In N.H.S. jargon, the system was “running hot”—with chronic staffing problems, delayed repairs, old equipment, family doctors working fewer hours, and the rising demands of an aging population—for years before the pandemic. Three years on, some parts are barely functioning at all. In 2012, about ninety-five per cent of patients in England’s emergency rooms were treated within four hours. Now it is around two-thirds. Last month, the average waiting time for an ambulance for someone having a stroke or chest pains was ninety-three minutes—five times the target. More than seven million people in England—an eighth of the population—are on a waiting list for N.H.S. treatment, up from two and a half million a decade ago. Around one in seven people currently occupying a hospital bed are well enough to leave but don’t have anywhere (usually a care home for the elderly) to go. Every light is blinking red.

Outside King’s, a specialist nurse in the hospital’s cardiology department, who gave her name as Sophie, held up a sign that said “Rishi the Reaper”—a reference to Rishi Sunakthe country’s new Prime Minister. Sophie qualified as a nurse in 2016. “It’s the same shit year on year,” she said. “You go through peaks and troughs. Some days you go in and you’re, like, Nothing matters. I just need to get through the day, focus on the patients, if I stay late, if I don’t have a break. You just have to crack on. . . . Other days, you think, Actually, What am I—? Why am I doing this?”

During the pandemic, Sophie was redeployed to work in the I.C.U. “I had never looked after a tubed, intubated patient in my life,” she said. “Tell me that’s safe.” She took time off with anxiety because she was scared of killing patients. A fellow cardiology nurse stood next to her with a banner that read “Cause of death? Tory Cuts.” The ratio of nurses to patients in their department sometimes reached one to ten, instead of one to four. In some cases, the waiting time for an atrial-fibrillation ablation—a procedure to restore the heart’s normal rhythm—had grown from three months to a year and a half. I asked Sophie if there was any relief in going on strike, in being able to protest and make these problems known. “I don’t think anyone is, like, happy to be here,” she said. “I’m so worried about the amount of work we’ve got to go back to.”

The N.H.S. turns seventy-five this year.
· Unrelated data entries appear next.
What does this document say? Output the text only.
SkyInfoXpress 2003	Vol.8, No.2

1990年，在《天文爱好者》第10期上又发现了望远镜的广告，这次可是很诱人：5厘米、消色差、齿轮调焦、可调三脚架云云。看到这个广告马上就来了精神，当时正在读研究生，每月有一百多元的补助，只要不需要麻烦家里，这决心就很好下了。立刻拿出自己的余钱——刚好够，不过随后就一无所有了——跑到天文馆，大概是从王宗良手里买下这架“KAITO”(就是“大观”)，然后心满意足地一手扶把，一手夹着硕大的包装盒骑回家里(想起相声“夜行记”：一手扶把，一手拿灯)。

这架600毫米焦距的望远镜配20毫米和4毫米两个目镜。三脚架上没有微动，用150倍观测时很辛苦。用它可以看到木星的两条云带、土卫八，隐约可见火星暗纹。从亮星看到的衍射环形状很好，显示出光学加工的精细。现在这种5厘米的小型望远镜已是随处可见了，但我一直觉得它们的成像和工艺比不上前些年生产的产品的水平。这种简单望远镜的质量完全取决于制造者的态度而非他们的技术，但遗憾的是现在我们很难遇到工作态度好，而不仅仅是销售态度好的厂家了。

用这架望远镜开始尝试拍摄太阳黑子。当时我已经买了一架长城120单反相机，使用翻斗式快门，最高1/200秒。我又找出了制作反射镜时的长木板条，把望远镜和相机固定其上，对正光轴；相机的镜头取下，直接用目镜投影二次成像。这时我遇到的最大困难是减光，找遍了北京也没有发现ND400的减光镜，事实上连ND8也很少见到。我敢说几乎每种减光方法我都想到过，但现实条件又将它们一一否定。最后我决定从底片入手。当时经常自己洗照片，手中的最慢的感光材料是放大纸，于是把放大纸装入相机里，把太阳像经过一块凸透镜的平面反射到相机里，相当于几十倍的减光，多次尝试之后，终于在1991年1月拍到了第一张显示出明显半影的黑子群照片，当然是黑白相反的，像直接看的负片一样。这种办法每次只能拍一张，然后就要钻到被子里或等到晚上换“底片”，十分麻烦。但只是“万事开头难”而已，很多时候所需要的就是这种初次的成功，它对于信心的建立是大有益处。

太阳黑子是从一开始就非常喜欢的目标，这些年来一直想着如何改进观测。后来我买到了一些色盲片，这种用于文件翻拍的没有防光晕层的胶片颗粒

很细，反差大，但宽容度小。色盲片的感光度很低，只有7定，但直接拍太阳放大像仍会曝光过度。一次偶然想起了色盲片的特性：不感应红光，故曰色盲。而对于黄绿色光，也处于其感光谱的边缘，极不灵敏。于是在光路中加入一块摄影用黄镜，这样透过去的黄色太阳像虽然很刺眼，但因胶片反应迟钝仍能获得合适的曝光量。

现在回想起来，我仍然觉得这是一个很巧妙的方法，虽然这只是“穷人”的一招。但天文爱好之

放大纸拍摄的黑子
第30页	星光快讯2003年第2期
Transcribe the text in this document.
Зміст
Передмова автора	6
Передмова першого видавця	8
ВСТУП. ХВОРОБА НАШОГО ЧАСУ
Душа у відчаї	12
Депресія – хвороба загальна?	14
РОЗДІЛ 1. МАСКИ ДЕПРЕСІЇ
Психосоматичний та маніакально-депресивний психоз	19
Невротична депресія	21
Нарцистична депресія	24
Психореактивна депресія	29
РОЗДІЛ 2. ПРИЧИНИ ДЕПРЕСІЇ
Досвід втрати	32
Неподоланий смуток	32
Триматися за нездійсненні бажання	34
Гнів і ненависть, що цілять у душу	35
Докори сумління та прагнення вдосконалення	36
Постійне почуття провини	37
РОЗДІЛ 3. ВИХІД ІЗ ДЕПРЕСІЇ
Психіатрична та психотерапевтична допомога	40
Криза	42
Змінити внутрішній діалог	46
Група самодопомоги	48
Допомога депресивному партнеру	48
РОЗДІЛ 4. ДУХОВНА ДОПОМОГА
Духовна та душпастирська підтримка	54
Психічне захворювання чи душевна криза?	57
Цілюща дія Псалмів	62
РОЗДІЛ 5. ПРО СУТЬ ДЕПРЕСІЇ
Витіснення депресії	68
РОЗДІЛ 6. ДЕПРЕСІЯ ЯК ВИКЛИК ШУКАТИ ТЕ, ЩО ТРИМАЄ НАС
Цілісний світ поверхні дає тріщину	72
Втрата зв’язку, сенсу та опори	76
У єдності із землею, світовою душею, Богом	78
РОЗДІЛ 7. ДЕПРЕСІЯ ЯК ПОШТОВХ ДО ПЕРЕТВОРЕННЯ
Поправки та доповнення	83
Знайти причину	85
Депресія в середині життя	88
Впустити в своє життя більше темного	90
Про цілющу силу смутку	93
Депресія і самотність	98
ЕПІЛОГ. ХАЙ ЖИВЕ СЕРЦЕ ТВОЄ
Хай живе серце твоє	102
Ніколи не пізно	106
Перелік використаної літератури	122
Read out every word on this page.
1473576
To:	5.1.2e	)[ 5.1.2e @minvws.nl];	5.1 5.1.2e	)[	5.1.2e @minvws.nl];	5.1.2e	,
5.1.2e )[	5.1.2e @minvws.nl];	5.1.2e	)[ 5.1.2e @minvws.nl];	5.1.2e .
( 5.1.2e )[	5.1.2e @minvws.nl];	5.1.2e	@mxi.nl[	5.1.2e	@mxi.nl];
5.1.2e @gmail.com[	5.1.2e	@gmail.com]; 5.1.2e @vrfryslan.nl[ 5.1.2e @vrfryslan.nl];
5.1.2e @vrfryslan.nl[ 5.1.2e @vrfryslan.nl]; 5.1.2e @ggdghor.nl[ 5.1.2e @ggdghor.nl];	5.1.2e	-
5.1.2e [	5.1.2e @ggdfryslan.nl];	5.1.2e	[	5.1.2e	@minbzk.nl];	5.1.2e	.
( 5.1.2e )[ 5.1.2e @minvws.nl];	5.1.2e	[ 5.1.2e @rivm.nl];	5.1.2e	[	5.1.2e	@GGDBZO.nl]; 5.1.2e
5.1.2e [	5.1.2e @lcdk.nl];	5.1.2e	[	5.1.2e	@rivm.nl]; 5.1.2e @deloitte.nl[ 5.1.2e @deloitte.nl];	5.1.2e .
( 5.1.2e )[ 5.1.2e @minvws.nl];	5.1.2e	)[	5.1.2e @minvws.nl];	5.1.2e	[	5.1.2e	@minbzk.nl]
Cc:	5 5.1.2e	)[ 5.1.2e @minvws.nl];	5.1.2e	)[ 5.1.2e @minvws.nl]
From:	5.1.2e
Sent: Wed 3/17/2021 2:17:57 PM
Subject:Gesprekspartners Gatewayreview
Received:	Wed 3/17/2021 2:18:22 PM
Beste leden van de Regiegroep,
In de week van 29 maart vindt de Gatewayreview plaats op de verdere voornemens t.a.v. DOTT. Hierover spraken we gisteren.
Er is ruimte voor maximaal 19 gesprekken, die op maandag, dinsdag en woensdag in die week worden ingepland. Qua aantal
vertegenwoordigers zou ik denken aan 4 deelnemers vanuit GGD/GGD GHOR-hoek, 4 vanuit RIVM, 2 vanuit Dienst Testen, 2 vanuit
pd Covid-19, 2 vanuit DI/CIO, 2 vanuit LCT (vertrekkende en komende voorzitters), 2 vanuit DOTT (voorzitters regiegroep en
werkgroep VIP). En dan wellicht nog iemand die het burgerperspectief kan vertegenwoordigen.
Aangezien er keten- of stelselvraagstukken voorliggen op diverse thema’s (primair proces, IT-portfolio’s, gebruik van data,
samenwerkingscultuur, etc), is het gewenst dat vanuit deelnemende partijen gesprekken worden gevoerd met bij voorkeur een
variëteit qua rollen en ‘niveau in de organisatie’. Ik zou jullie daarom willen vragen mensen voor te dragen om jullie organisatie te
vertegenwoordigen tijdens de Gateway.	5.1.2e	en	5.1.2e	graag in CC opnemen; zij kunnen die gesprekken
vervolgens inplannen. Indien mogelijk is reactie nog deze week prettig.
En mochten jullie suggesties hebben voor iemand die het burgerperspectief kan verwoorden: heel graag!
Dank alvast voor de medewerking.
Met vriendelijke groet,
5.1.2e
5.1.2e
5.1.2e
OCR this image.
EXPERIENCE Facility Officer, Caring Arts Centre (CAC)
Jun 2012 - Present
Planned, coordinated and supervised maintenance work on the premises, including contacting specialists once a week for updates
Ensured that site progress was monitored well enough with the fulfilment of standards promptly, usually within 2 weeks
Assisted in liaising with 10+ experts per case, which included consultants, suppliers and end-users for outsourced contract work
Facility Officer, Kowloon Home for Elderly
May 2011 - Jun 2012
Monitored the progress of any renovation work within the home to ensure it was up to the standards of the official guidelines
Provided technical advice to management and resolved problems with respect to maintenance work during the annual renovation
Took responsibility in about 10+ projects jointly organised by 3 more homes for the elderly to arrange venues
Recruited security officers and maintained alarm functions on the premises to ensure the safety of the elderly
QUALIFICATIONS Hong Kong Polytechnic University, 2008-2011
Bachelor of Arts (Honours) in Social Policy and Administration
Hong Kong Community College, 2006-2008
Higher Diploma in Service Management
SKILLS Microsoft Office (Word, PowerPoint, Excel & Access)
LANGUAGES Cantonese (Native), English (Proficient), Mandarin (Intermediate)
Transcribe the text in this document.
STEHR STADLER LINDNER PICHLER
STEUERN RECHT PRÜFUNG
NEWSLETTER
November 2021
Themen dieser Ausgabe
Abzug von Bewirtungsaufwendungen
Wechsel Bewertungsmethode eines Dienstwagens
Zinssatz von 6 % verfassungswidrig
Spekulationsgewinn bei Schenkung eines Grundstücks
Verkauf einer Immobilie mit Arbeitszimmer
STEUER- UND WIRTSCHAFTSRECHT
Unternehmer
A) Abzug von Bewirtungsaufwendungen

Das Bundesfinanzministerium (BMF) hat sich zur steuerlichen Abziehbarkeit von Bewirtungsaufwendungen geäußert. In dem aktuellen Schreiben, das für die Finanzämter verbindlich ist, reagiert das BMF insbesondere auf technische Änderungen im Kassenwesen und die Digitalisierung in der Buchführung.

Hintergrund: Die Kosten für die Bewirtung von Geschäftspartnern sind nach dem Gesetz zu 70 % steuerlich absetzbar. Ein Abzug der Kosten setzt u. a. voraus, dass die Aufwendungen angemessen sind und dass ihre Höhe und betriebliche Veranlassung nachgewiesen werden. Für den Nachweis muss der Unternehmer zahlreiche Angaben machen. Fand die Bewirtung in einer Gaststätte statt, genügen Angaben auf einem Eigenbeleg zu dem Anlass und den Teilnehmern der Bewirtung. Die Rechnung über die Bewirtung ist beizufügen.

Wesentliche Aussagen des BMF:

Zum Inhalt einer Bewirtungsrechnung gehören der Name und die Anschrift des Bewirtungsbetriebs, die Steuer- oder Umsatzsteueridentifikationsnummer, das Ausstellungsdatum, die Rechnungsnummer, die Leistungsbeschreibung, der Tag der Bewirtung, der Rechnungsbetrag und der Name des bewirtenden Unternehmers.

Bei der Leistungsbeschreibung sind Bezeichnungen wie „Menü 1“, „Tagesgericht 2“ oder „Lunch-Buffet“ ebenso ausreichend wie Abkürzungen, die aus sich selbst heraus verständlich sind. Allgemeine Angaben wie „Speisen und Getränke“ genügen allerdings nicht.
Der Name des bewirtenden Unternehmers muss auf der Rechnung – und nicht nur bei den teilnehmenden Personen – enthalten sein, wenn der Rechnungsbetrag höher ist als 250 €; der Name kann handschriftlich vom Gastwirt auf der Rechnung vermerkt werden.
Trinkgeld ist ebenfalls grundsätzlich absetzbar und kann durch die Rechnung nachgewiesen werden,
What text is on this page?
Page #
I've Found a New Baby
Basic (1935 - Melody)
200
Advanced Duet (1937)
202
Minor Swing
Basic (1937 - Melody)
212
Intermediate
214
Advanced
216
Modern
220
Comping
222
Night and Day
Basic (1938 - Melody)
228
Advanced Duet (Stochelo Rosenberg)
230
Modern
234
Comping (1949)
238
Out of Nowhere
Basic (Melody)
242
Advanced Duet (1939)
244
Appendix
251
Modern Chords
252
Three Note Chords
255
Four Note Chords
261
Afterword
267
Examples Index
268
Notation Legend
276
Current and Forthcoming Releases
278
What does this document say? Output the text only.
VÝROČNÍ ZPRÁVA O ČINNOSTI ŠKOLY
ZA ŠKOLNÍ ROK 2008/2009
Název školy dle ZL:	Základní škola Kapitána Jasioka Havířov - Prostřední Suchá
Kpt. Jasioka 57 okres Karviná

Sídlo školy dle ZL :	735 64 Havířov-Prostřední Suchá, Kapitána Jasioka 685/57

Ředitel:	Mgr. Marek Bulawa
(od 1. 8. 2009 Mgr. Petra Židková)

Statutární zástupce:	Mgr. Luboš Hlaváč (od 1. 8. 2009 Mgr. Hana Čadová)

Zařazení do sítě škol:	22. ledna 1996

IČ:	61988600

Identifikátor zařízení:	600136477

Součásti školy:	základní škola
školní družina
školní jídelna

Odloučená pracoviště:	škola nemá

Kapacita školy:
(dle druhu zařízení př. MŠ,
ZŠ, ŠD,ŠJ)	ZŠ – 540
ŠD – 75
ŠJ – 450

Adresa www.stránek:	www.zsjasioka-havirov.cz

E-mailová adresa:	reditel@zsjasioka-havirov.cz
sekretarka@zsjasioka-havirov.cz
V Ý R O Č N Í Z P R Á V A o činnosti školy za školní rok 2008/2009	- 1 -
I came across a Panglossian article, published in the British Medical Journaltwenty-five years ago, at the dawn of Tony Blair’s Labour government, looking forward to this moment. “Today, unlike in 1998, the N.H.S. is almost wait-free,” the prophecy reads. “Whether by phone or internet, in hospitals or in community health centres, N.H.S. patients and their families can expect dignified, customised, and even cheerful responses from any N.H.S employee they encounter.” In the real 2023, the N.H.S. is more of an idea than a particularly good health service. It is the institution that makes most people—more than sixty per cent—proud to be British, and yet we are somewhat afraid to use it. A recent poll commissioned by the Times of London found that two-thirds of respondents found the N.H.S. currently “bad” and that eighty per cent thought it had deteriorated in the last five years. On a visit to the U.K. last week, Peter Thiel, the American billionaire software investor and a serial N.H.S antagonist, described the country’s relationship with its health-care model as a case of Stockholm syndrome.